Even though van Kessel himself spent much of his life in the Flemish city of Antwerp – he was born, married, bought a home and died all in Antwerp (Laureyssens 2003) – many of the insects on his panels were not native to Europe. For example, in the central panel the orange and blue peacock butterfly, native to Europe and ubiquitous in early modern Netherlandish still life paintings, sits diagonally from the Hercules beetle native to South America (Fig. 3). The mole cricket, a garden pest commonly found in seventeenth-century Europe sits nearby a peanut headed lantern fly, a specimen native to South America and in several cases imported as collectibles from Dutch colonies in Curaçao and Suriname (Fig. 4). Van Kessel also plays with the idea of place through the inclusion of a chimera at the panel’s center. The imagined creature, composed by combining animal parts excerpted from printed works, painted albums, and live observation of real creatures (Baadj 2016, 109-113), hails from no place other van Kessel’s mind (Fig. 5). Repeatedly in this panel and its companions van Kessel sets up contrasts between local and foreign insects. This suggests that much of what would have been exciting about his copper panels to viewers may have been the intercontinental origins for the species depicted. Insects from these panels reappear in other paintings representing America, Asia, and Europe as part of a series by van Kessel allegorizing the four continents (Baadj 2013, 225-227). Both in the very real sense of access to imported specimens but also in a symbolic sense, van Kessel, and other early modern artists used representations of insects to suggest that they had access to and control over the world beyond Europe.
Another aspect that would have been intriguing about the study of insects during this period was the beautiful, varied appearances of their surfaces. Glossy or shimmering iridescent shells, translucent wings, legs covered with microscopically fine filaments — insect bodies posed many challenges to painters’ ability to observe and represent them. Van Kessel exploited both the properties of materials and painterly artifice to meet that challenge.
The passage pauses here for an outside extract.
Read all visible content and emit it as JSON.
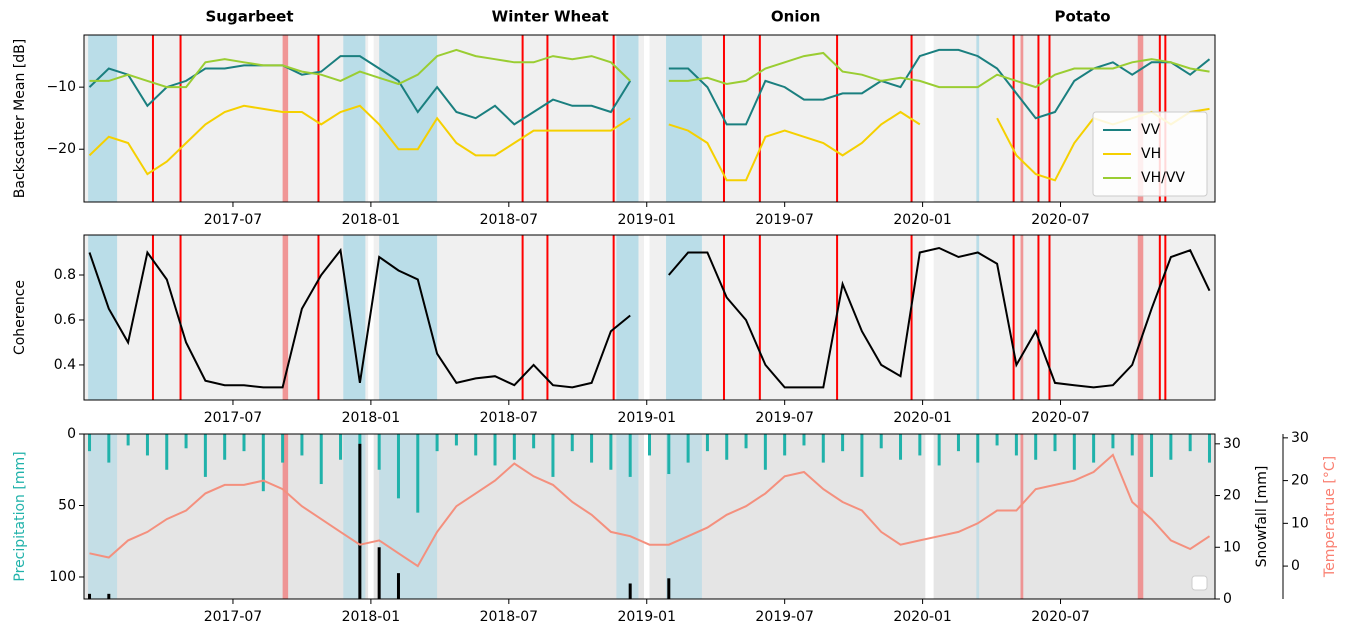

For example, he dramatically emphasized the surface quality of the Hercules beetle shown in figure 3. He exploited the smoothness of the copper support to paint the shell with very few visible brush strokes, mimicking its smooth surface texture. The shininess of oil paint as a medium recreates the glassiness the shell’s glassiness. He exaggerated this glassiness even further by painting bright white highlights on the beetle’s black head, almost as if the shell reflects an open window behind it. In painting the shell of the beetle at bottom right van Kessel goes beyond oil paint, applying strokes of gold or another metallic pigment to reference the shell’s shimmer (Fig. 6). Even though early modern Europeans did not know the cause of iridescence or have a single word for describing the effect, van Kessel here has still used materials to explore and recreate aspects of the effect. In this way and in many others van Kessel’s oil paintings are a vivid example of the overlap of art, science, and collecting in the early modern world.